Law School Case Brief
Longman v. Food Lion, Inc. - 197 F.3d 675 (4th Cir. 1999)
To establish whether a defendant made a false statement or omission of material fact, the plaintiff must point to a factual statement or omission -- that is, one that is demonstrable as being true or false. Also, the statement must be false, or the omission must render public statements misleading. 17 C.F.R. § 240.10b-5. And finally, any statement or omission of fact must be material. Materiality is an objective concept, involving the significance of an omitted or misrepresented fact to a reasonable investor. Thus, a fact stated or omitted is material if there is a substantial likelihood that a reasonable purchaser or seller of a security (1) would consider the fact important in deciding whether to buy or sell the security or (2) would have viewed the total mix of information made available to be significantly altered by disclosure of the fact.
On the day after ABC aired its "PrimeTime Live" television broadcast on November 5, 1992, detailing allegedly widespread unsanitary practices and labor law violations in grocery stores owned by Food Lion, Inc., the price of Food Lion's Class A stock fell approximately 11%, and the price of its Class B stock fell approximately 14%. A week later, plaintiff stockholders David Longman, Jeffrey Feinman, and others who had purchased Food Lion stock during the 2-1/2-year period before the broadcast filed these two class actions against defendant Food Lion, which were later consolidated, alleging securities fraud under § 10(b) of the Securities Exchange Act of 1934 and Rule 10b-5 promulgated thereunder. The plaintiffs alleged that Food Lion affirmatively misled the market and failed to disclose that its earnings during the 2-1/2-year period were artificially inflated due to its misrepresentations about and failure to disclose widespread violations of federal labor laws and pervasive, unsanitary food handling practices. The district court granted Food Lion's motion for summary judgment, concluding as a matter of law that Food Lion did not knowingly fail to disclose labor or sanitation problems and finding that plaintiffs could not "prove justifiable reliance" as to labor problems because they had already been disclosed and that the alleged sanitation problems were not material. Plaintiffs appealed.
By not disclosing its sanitation problems, did Food Lion, Inc. commit a violation of the Securities Exchange Act of 1934?

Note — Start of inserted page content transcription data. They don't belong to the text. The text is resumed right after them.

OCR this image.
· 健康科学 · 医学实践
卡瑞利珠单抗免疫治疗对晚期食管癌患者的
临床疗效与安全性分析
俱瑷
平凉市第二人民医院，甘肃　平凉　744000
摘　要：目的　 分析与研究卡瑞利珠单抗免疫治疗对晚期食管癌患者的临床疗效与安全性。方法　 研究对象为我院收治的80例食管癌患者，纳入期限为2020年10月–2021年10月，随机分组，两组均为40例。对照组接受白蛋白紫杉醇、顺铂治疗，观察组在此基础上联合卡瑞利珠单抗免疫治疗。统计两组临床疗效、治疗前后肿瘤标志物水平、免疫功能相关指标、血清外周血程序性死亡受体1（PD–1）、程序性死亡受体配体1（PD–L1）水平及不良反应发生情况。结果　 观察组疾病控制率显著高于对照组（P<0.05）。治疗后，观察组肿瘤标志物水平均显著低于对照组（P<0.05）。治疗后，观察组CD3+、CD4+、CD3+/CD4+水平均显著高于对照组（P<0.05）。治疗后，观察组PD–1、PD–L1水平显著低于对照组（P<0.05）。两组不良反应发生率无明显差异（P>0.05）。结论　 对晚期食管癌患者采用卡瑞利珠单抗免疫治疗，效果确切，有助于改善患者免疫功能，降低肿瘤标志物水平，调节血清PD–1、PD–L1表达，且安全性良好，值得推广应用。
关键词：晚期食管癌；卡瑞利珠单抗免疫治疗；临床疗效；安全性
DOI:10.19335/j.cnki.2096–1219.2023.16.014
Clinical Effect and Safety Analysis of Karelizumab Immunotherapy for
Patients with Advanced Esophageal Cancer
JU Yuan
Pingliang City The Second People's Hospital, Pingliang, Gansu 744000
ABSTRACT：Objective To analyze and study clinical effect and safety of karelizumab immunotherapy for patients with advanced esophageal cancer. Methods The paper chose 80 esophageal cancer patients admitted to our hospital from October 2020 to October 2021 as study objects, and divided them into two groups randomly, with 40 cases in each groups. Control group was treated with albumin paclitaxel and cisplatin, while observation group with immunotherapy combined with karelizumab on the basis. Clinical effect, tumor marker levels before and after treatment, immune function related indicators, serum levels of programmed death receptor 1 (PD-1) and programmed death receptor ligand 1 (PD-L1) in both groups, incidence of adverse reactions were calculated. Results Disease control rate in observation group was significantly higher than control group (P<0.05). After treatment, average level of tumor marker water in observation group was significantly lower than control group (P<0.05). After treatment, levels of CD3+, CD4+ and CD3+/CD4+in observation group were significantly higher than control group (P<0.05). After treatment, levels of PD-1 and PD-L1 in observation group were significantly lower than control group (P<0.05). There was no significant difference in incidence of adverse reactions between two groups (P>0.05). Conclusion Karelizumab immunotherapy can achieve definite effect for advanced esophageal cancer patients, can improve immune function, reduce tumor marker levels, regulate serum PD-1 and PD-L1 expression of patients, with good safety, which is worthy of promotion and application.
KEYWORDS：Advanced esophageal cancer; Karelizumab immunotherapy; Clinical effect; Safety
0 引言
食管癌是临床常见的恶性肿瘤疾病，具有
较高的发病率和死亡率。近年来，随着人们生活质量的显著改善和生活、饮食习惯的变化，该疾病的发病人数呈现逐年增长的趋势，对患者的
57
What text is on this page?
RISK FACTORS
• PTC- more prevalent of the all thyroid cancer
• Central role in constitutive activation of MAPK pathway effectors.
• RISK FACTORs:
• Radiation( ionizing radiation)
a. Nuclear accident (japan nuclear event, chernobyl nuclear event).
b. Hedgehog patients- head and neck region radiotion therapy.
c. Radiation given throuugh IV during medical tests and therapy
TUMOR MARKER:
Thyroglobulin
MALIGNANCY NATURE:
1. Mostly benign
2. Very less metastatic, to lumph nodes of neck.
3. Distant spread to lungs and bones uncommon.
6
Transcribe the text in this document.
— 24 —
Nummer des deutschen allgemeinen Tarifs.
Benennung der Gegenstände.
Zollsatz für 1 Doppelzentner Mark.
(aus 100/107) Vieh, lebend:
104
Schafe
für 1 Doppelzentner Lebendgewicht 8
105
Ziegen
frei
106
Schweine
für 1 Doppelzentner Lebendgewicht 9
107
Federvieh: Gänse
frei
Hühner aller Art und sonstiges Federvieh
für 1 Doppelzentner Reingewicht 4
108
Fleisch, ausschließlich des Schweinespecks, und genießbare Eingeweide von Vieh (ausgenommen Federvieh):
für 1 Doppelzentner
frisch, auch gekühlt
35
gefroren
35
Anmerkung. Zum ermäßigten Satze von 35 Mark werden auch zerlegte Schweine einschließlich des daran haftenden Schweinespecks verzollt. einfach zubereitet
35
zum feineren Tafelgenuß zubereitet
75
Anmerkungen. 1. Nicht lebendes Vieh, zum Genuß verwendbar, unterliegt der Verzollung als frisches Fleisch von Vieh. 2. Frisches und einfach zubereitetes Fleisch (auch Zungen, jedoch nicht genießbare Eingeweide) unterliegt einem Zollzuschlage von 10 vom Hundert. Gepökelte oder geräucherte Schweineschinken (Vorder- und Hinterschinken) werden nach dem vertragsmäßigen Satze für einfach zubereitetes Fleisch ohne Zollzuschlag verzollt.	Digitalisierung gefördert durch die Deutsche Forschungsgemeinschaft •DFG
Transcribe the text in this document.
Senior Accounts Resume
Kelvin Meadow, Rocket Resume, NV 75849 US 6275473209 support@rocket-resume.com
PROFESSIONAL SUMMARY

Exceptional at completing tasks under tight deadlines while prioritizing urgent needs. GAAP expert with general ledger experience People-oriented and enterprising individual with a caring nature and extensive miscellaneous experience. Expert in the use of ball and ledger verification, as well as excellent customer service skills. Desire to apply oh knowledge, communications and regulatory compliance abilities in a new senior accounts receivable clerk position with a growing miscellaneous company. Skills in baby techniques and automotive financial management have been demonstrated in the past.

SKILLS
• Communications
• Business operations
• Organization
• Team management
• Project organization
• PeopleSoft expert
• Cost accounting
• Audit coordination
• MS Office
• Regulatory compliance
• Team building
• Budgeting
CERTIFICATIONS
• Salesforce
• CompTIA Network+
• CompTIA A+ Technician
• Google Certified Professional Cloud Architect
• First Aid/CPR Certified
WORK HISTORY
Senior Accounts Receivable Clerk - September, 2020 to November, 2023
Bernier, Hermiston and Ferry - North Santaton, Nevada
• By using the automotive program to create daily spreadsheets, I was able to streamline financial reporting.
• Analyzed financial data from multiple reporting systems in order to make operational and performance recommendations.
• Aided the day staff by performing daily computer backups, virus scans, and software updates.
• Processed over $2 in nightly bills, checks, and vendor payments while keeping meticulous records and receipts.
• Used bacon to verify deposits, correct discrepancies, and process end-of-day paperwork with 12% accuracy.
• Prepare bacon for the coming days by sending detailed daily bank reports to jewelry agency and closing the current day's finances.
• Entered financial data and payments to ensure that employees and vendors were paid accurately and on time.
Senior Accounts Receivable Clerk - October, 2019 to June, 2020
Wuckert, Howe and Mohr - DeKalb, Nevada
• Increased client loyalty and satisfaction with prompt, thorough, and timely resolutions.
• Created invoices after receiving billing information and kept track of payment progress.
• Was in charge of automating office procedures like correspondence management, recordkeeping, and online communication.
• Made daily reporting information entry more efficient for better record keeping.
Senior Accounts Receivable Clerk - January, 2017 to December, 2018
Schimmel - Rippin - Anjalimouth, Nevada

The Court agreed with the district court, and held that based on the record in the present case, Food Lion was not required to make public statements about the existence of various sanitation problems that were revealed from time to time. According to the Court, these day-to-day conditions were not shown to be material to the price of Food Lion's stock. The Court noted that the public statements Food Lion made were no more than soft, puffing statements about clean and conveniently located stores that no reasonable investor could rely upon in buying or selling Food Lion stock. Accordingly, the Court concluded that Food Lion did not defraud the market with false statements or omissions of material fact as required to maintain an action under § 10(b) of the Securities Exchange Act and Rule 10b-5 promulgated thereunder.